Generate an Average ignoring duplicate rows

I am trying to generate an average value for a single value card, The data has duplicates of this value due to other data within the set. In the example below, I am looking for the average number of seconds per customer.

I need to be able to dedupe Customer 1, then average the remaining rows. Can this be done with a Beast Mode calculation, if so, how?

In the example above the average should be 72.5, not 61.




  • GrantSmith
    GrantSmith Indiana 🔴

    Hi @mberkeley

    Is it possible for a customer to have different times or are the times always the same? You'll likely need to remove the duplicates via a data flow or data view before brining it into your card to calculate your average.

  • A customer could have different values at different times. One of the other values that would be used to uniquely identify a row would be a timestamp.

  • I am really looking for AVG('time') for each distinct (or avg) time per customer/timestamp)

  • jaeW_at_Onyx
    jaeW_at_Onyx Budapest / Portland, OR 🟤

    @mberkeley if i had to guess you have times duplicated because you JOIN'ed two datasets together.

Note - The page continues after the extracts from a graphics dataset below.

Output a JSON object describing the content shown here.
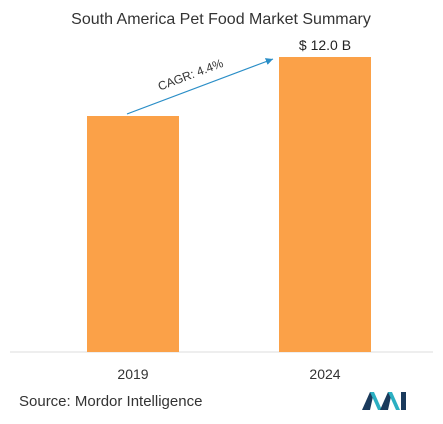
{
  "chart_data": {
    "type": "bar",
    "title": "South America Pet Food Market Summary",
    "categories": [
      "2019",
      "2024"
    ],
    "values": [
      9.6,
      12.0
    ],
    "data_labels": [
      "",
      "$ 12.0 B"
    ],
    "annotation": "CAGR: 4.4%",
    "ylim": [
      0,
      12.0
    ],
    "grid": false,
    "legend": "none",
    "colors": {
      "bar": "#FBA148",
      "arrow": "#2A8EC7",
      "baseline": "#dddddd"
    }
  },
  "footer": {
    "source": "Source: Mordor Intelligence"
  },
  "logo": {
    "icon": "mordor-intelligence-logo-icon",
    "colors": [
      "#1A3A5C",
      "#2BAFC2"
    ]
  }
}
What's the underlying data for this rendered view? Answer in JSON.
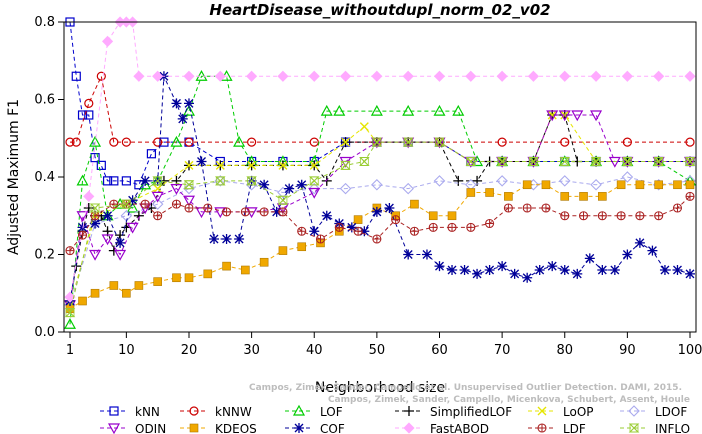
{
  "chart_data": {
    "type": "line",
    "title": "HeartDisease_withoutdupl_norm_02_v02",
    "xlabel": "Neighborhood size",
    "ylabel": "Adjusted Maximum F1",
    "xlim": [
      1,
      100
    ],
    "ylim": [
      0.0,
      0.8
    ],
    "xticks": [
      1,
      10,
      20,
      30,
      40,
      50,
      60,
      70,
      80,
      90,
      100
    ],
    "yticks": [
      0.0,
      0.2,
      0.4,
      0.6,
      0.8
    ],
    "grid": false,
    "legend_position": "bottom",
    "series": [
      {
        "name": "kNN",
        "color": "#0000cc",
        "marker": "square",
        "x": [
          1,
          2,
          3,
          4,
          5,
          6,
          7,
          8,
          10,
          12,
          14,
          16,
          20,
          25,
          30,
          35,
          40,
          45,
          50,
          55,
          60,
          65,
          70,
          75,
          80,
          85,
          90,
          95,
          100
        ],
        "y": [
          0.8,
          0.66,
          0.56,
          0.56,
          0.45,
          0.43,
          0.39,
          0.39,
          0.39,
          0.38,
          0.46,
          0.49,
          0.49,
          0.44,
          0.44,
          0.44,
          0.44,
          0.49,
          0.49,
          0.49,
          0.49,
          0.44,
          0.44,
          0.44,
          0.44,
          0.44,
          0.44,
          0.44,
          0.44
        ]
      },
      {
        "name": "kNNW",
        "color": "#cc0000",
        "marker": "circle",
        "x": [
          1,
          2,
          4,
          6,
          8,
          10,
          15,
          20,
          30,
          40,
          50,
          60,
          70,
          80,
          90,
          100
        ],
        "y": [
          0.49,
          0.49,
          0.59,
          0.66,
          0.49,
          0.49,
          0.49,
          0.49,
          0.49,
          0.49,
          0.49,
          0.49,
          0.49,
          0.49,
          0.49,
          0.49
        ]
      },
      {
        "name": "LOF",
        "color": "#00cc00",
        "marker": "triangle",
        "x": [
          1,
          3,
          5,
          7,
          9,
          11,
          13,
          15,
          18,
          20,
          22,
          26,
          28,
          30,
          35,
          40,
          42,
          44,
          50,
          55,
          60,
          63,
          66,
          70,
          75,
          80,
          85,
          90,
          95,
          100
        ],
        "y": [
          0.02,
          0.39,
          0.49,
          0.3,
          0.33,
          0.32,
          0.38,
          0.39,
          0.49,
          0.57,
          0.66,
          0.66,
          0.49,
          0.44,
          0.44,
          0.44,
          0.57,
          0.57,
          0.57,
          0.57,
          0.57,
          0.57,
          0.44,
          0.44,
          0.44,
          0.44,
          0.44,
          0.44,
          0.44,
          0.39
        ]
      },
      {
        "name": "SimplifiedLOF",
        "color": "#000000",
        "marker": "plus",
        "x": [
          1,
          2,
          3,
          4,
          5,
          6,
          7,
          8,
          9,
          10,
          12,
          14,
          16,
          18,
          20,
          25,
          30,
          35,
          40,
          42,
          45,
          50,
          55,
          60,
          63,
          66,
          68,
          70,
          75,
          78,
          80,
          82,
          85,
          90,
          95,
          100
        ],
        "y": [
          0.08,
          0.17,
          0.26,
          0.32,
          0.3,
          0.3,
          0.26,
          0.21,
          0.25,
          0.27,
          0.3,
          0.32,
          0.39,
          0.39,
          0.43,
          0.43,
          0.43,
          0.43,
          0.43,
          0.39,
          0.49,
          0.49,
          0.49,
          0.49,
          0.39,
          0.39,
          0.44,
          0.44,
          0.44,
          0.56,
          0.56,
          0.44,
          0.44,
          0.44,
          0.44,
          0.44
        ]
      },
      {
        "name": "LoOP",
        "color": "#e6e600",
        "marker": "x",
        "x": [
          1,
          5,
          10,
          15,
          20,
          25,
          30,
          35,
          40,
          45,
          48,
          50,
          55,
          60,
          65,
          70,
          75,
          78,
          80,
          85,
          90,
          95,
          100
        ],
        "y": [
          0.07,
          0.3,
          0.33,
          0.37,
          0.43,
          0.43,
          0.43,
          0.43,
          0.43,
          0.49,
          0.53,
          0.49,
          0.49,
          0.49,
          0.44,
          0.44,
          0.44,
          0.56,
          0.56,
          0.44,
          0.44,
          0.44,
          0.44
        ]
      },
      {
        "name": "LDOF",
        "color": "#aaaaee",
        "marker": "diamond",
        "x": [
          1,
          5,
          10,
          15,
          20,
          25,
          30,
          35,
          40,
          45,
          50,
          55,
          60,
          65,
          70,
          75,
          80,
          85,
          90,
          95,
          100
        ],
        "y": [
          0.07,
          0.28,
          0.3,
          0.33,
          0.37,
          0.39,
          0.38,
          0.36,
          0.37,
          0.37,
          0.38,
          0.37,
          0.39,
          0.38,
          0.39,
          0.38,
          0.39,
          0.38,
          0.4,
          0.38,
          0.39
        ]
      },
      {
        "name": "ODIN",
        "color": "#9900cc",
        "marker": "triangle-down",
        "x": [
          1,
          3,
          5,
          7,
          9,
          11,
          13,
          15,
          18,
          20,
          22,
          25,
          30,
          35,
          40,
          45,
          50,
          55,
          60,
          65,
          70,
          75,
          78,
          80,
          82,
          85,
          88,
          90,
          95,
          100
        ],
        "y": [
          0.07,
          0.3,
          0.2,
          0.24,
          0.2,
          0.27,
          0.32,
          0.35,
          0.37,
          0.34,
          0.31,
          0.31,
          0.31,
          0.32,
          0.36,
          0.44,
          0.49,
          0.49,
          0.49,
          0.44,
          0.44,
          0.44,
          0.56,
          0.56,
          0.56,
          0.56,
          0.44,
          0.44,
          0.44,
          0.44
        ]
      },
      {
        "name": "KDEOS",
        "color": "#f0a800",
        "marker": "square-filled",
        "x": [
          1,
          3,
          5,
          8,
          10,
          12,
          15,
          18,
          20,
          23,
          26,
          29,
          32,
          35,
          38,
          41,
          44,
          47,
          50,
          53,
          56,
          59,
          62,
          65,
          68,
          71,
          74,
          77,
          80,
          83,
          86,
          89,
          92,
          95,
          98,
          100
        ],
        "y": [
          0.06,
          0.08,
          0.1,
          0.12,
          0.1,
          0.12,
          0.13,
          0.14,
          0.14,
          0.15,
          0.17,
          0.16,
          0.18,
          0.21,
          0.22,
          0.23,
          0.26,
          0.29,
          0.32,
          0.3,
          0.33,
          0.3,
          0.3,
          0.36,
          0.36,
          0.35,
          0.38,
          0.38,
          0.35,
          0.35,
          0.35,
          0.38,
          0.38,
          0.38,
          0.38,
          0.38
        ]
      },
      {
        "name": "COF",
        "color": "#000099",
        "marker": "asterisk",
        "x": [
          1,
          3,
          5,
          7,
          9,
          11,
          13,
          15,
          16,
          18,
          19,
          20,
          22,
          24,
          26,
          28,
          30,
          32,
          34,
          36,
          38,
          40,
          42,
          44,
          46,
          48,
          50,
          52,
          55,
          58,
          60,
          62,
          64,
          66,
          68,
          70,
          72,
          74,
          76,
          78,
          80,
          82,
          84,
          86,
          88,
          90,
          92,
          94,
          96,
          98,
          100
        ],
        "y": [
          0.08,
          0.27,
          0.28,
          0.3,
          0.23,
          0.34,
          0.39,
          0.39,
          0.66,
          0.59,
          0.55,
          0.59,
          0.44,
          0.24,
          0.24,
          0.24,
          0.39,
          0.38,
          0.31,
          0.37,
          0.38,
          0.26,
          0.3,
          0.28,
          0.27,
          0.26,
          0.31,
          0.32,
          0.2,
          0.2,
          0.17,
          0.16,
          0.16,
          0.15,
          0.16,
          0.17,
          0.15,
          0.14,
          0.16,
          0.17,
          0.16,
          0.15,
          0.19,
          0.16,
          0.16,
          0.2,
          0.23,
          0.21,
          0.16,
          0.16,
          0.15
        ]
      },
      {
        "name": "FastABOD",
        "color": "#ffaaff",
        "marker": "diamond-filled",
        "x": [
          1,
          4,
          7,
          9,
          10,
          11,
          12,
          15,
          20,
          25,
          30,
          35,
          40,
          45,
          50,
          55,
          60,
          65,
          70,
          75,
          80,
          85,
          90,
          95,
          100
        ],
        "y": [
          0.09,
          0.35,
          0.75,
          0.8,
          0.8,
          0.8,
          0.66,
          0.66,
          0.66,
          0.66,
          0.66,
          0.66,
          0.66,
          0.66,
          0.66,
          0.66,
          0.66,
          0.66,
          0.66,
          0.66,
          0.66,
          0.66,
          0.66,
          0.66,
          0.66
        ]
      },
      {
        "name": "LDF",
        "color": "#aa2222",
        "marker": "circle-plus",
        "x": [
          1,
          3,
          5,
          8,
          10,
          13,
          15,
          18,
          20,
          23,
          26,
          29,
          32,
          35,
          38,
          41,
          44,
          47,
          50,
          53,
          56,
          59,
          62,
          65,
          68,
          71,
          74,
          77,
          80,
          83,
          86,
          89,
          92,
          95,
          98,
          100
        ],
        "y": [
          0.21,
          0.25,
          0.3,
          0.33,
          0.33,
          0.33,
          0.3,
          0.33,
          0.32,
          0.32,
          0.31,
          0.31,
          0.31,
          0.31,
          0.26,
          0.24,
          0.27,
          0.26,
          0.24,
          0.29,
          0.26,
          0.27,
          0.27,
          0.27,
          0.28,
          0.32,
          0.32,
          0.32,
          0.3,
          0.3,
          0.3,
          0.3,
          0.3,
          0.3,
          0.32,
          0.35
        ]
      },
      {
        "name": "INFLO",
        "color": "#99cc33",
        "marker": "hourglass",
        "x": [
          1,
          5,
          10,
          15,
          20,
          25,
          30,
          35,
          40,
          45,
          48,
          50,
          55,
          60,
          65,
          70,
          75,
          80,
          85,
          90,
          95,
          100
        ],
        "y": [
          0.05,
          0.32,
          0.33,
          0.39,
          0.38,
          0.39,
          0.39,
          0.34,
          0.39,
          0.43,
          0.44,
          0.49,
          0.49,
          0.49,
          0.44,
          0.44,
          0.44,
          0.44,
          0.44,
          0.44,
          0.44,
          0.44
        ]
      }
    ]
  },
  "watermark": {
    "line1": "Campos, Zimek, Sander, Campello et al. Unsupervised Outlier Detection. DAMI, 2015.",
    "line2": "Campos, Zimek, Sander, Campello, Micenkova, Schubert, Assent, Houle"
  }
}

    If that's the case, instead of JOINing them APPEND them. That way your times don't Duplicate and you don't have to do avg(DISTINCT)

  • Unfortunately not, these are actually web analytics where there are several values for page categories and the value for ‘Time On Page’ that i am trying to average. So I am looking for the average time on page, ignoring all of the extra rows with category info.

  • jaeW_at_Onyx
    jaeW_at_Onyx Budapest / Portland, OR 🟤

    @mberkeley then split your data upstream into the two separate columns / sets of data.

    create a stream of data that includes excludes / dedupes category info add a constant "Activity Type" = "page_stats".

    create a second stream that includes category info but doesn't include the metrics for "time in seconds" "ActtivityType" = "category stats" then append them.

    now you have a dataset where you don't have to do complex math on the page_stats columns.